Absolutely. If you're going to use a clear/UV filter for protection, don't get a cheap one as it will degrade your IQ (which from the MTF charts of the 40/2.8 looks decent).



FunPhotons said:


> The B&W 52mm haze filter is $19 at Amazon, don't know about prices elsewhere. I bought one for the upcoming 'pancake breakfast'.



You're quoting the price for the single-coated version, which lacks the multi-resistant coating (MRC) that resists fingerprints and makes it easy to clean... The MRC verison is $40. Personally, given the lens is 23mm thick, I'd likely not put a standard F-pro mount on it, which adds 5mm. 

Personally, I'd get the B+W XS-Pro UV Nano, which is $46 from Amazon.


----------



## llcanon (Jun 8, 2012)

neuroanatomist said:


> Personally, given the lens is 23mm thick, I'd likely not put a standard F-pro mount on it, which adds 5mm.
> 
> Personally, I'd get the B+W XS-Pro UV Nano, which is $46 from Amazon.



Totally agreed. If you ever want to put a filter on it, use a slim one. Or just forget about the filter. Heck, my S100 costs more than this lens and I never need a filter for it. To keep its beautiful thinness, I would forget about the hood and the protective filter. The front element appears to be pretty small so it should be very easy to clean.


----------



## davidosullivan (Jun 8, 2012)

without letting this escalate to another filter thread, I have good and bad filters. I also shoot near the ocean a lot where there is a lot of salt spray. I use my good filter until it is dirty then put my $5 ebay filter on my L glass. I then rotate through my 3 cheap ones. when I get home I clean all 4. the way i look at it is a clean cheap filter is better than a dirty $100+ one

if you are expecting fingerprints, they are going to have more effect than the difference between brand name and not. if you can keep it clean, buy the best that you can afford or is sensible for the lens. Personally i think a $100 filter on a $200 lens is strange but that is fine!


----------



## Dylan777 (Jun 8, 2012)

Get B&W...I use this on all my lenses. You will enjoy IQ & quality from B&W filters

http://www.bhphotovideo.com/c/product/756811-REG/B_W_66_1066104_52mm_XS_Pro_NANO_Clear.html


----------



## FunPhotons (Jun 8, 2012)

neuroanatomist said:


> FunPhotons said:
> 
> 
> > The B&W 52mm haze filter is $19 at Amazon, don't know about prices elsewhere. I bought one for the upcoming 'pancake breakfast'.
> ...



Thanks NA, I ordered the filter you recommended. I use filters on all my lenses so I don't have to think about damaging the lens when I go the ocean (frequently) or put it in my bag (likewise frequently). I also have the bad habit of not being careful with my filter purchases.


----------



## intown (Jun 8, 2012)

Thanks to all that replied. This was exactly what I needed to know. 

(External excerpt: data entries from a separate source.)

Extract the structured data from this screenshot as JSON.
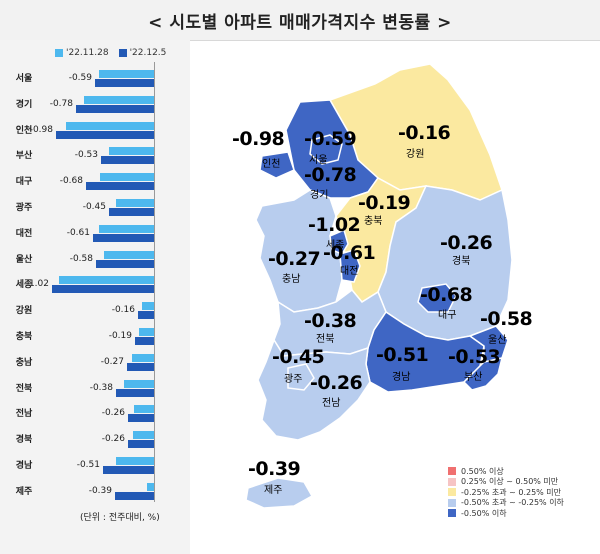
{
  "title": "< 시도별 아파트 매매가격지수 변동률 >",
  "legend": {
    "series_a": "'22.11.28",
    "series_b": "'22.12.5",
    "color_a": "#4db8ee",
    "color_b": "#2259b5"
  },
  "chart_data": {
    "type": "bar",
    "orientation": "horizontal",
    "categories": [
      "서울",
      "경기",
      "인천",
      "부산",
      "대구",
      "광주",
      "대전",
      "울산",
      "세종",
      "강원",
      "충북",
      "충남",
      "전북",
      "전남",
      "경북",
      "경남",
      "제주"
    ],
    "series": [
      {
        "name": "'22.11.28",
        "values": [
          -0.55,
          -0.7,
          -0.88,
          -0.45,
          -0.54,
          -0.38,
          -0.55,
          -0.5,
          -0.95,
          -0.12,
          -0.15,
          -0.22,
          -0.3,
          -0.2,
          -0.21,
          -0.38,
          -0.07
        ]
      },
      {
        "name": "'22.12.5",
        "values": [
          -0.59,
          -0.78,
          -0.98,
          -0.53,
          -0.68,
          -0.45,
          -0.61,
          -0.58,
          -1.02,
          -0.16,
          -0.19,
          -0.27,
          -0.38,
          -0.26,
          -0.26,
          -0.51,
          -0.39
        ]
      }
    ],
    "data_labels": [
      "-0.59",
      "-0.78",
      "-0.98",
      "-0.53",
      "-0.68",
      "-0.45",
      "-0.61",
      "-0.58",
      "-1.02",
      "-0.16",
      "-0.19",
      "-0.27",
      "-0.38",
      "-0.26",
      "-0.26",
      "-0.51",
      "-0.39"
    ]
  },
  "unit_note": "(단위 : 전주대비, %)",
  "map": {
    "regions": [
      {
        "name": "서울",
        "value": "-0.59"
      },
      {
        "name": "인천",
        "value": "-0.98"
      },
      {
        "name": "경기",
        "value": "-0.78"
      },
      {
        "name": "강원",
        "value": "-0.16"
      },
      {
        "name": "충북",
        "value": "-0.19"
      },
      {
        "name": "세종",
        "value": "-1.02"
      },
      {
        "name": "대전",
        "value": "-0.61"
      },
      {
        "name": "충남",
        "value": "-0.27"
      },
      {
        "name": "경북",
        "value": "-0.26"
      },
      {
        "name": "대구",
        "value": "-0.68"
      },
      {
        "name": "울산",
        "value": "-0.58"
      },
      {
        "name": "전북",
        "value": "-0.38"
      },
      {
        "name": "광주",
        "value": "-0.45"
      },
      {
        "name": "경남",
        "value": "-0.51"
      },
      {
        "name": "부산",
        "value": "-0.53"
      },
      {
        "name": "전남",
        "value": "-0.26"
      },
      {
        "name": "제주",
        "value": "-0.39"
      }
    ],
    "legend": [
      {
        "label": "0.50% 이상",
        "color": "#f07070"
      },
      {
        "label": "0.25% 이상 ~ 0.50% 미만",
        "color": "#f6c4c4"
      },
      {
        "label": "-0.25% 초과 ~ 0.25% 미만",
        "color": "#fbe9a0"
      },
      {
        "label": "-0.50% 초과 ~ -0.25% 이하",
        "color": "#b8cdee"
      },
      {
        "label": "-0.50% 이하",
        "color": "#3f66c4"
      }
    ],
    "colors": {
      "dark": "#3f66c4",
      "light": "#b8cdee",
      "yellow": "#fbe9a0"
    }
  }
}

I am going to look into one of the higher quality filters.

@preppyak The 50 filter experiment was a great demonstration. Thanks!


For what its worth, my intention was not to let my kids play with the camera all the time. It has been my experience when you get down on their level they do love to reach for the lens and they do like to take pictures with some assistance. Just having a little more lens protection for potentially 'hectic' situations is comforting.

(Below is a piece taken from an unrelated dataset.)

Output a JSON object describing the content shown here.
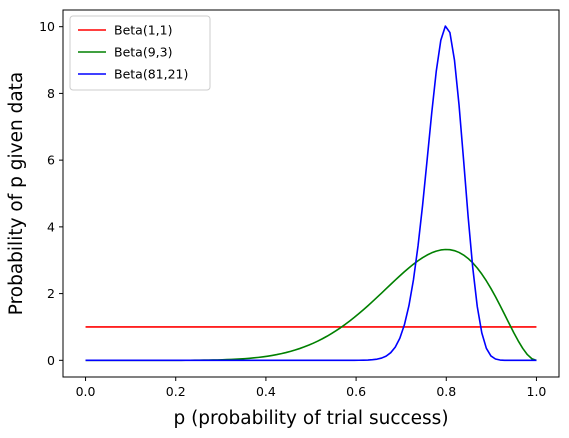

BTW. I am very excited about the 40mm pancake. I have been hoping for a lightweight versatile lens for around the house and events. I have the EF-S 17-55 f/2.8 and from time to time I wish I had a smaller lens.


Thanks! -- Steven


----------



## llcanon (Jun 8, 2012)

Based on the image on Amazon. It appears that the lens hood is a screw-on type. Then the filter will be screwed onto the lens hood. But I may be wrong. If this is the case, the lens will grow probably 8-10mm with both the hood and filter on.


----------



## Daniel Flather (Jun 10, 2012)

http://kurtmunger.com/dirty_lens_articleid35.html


----------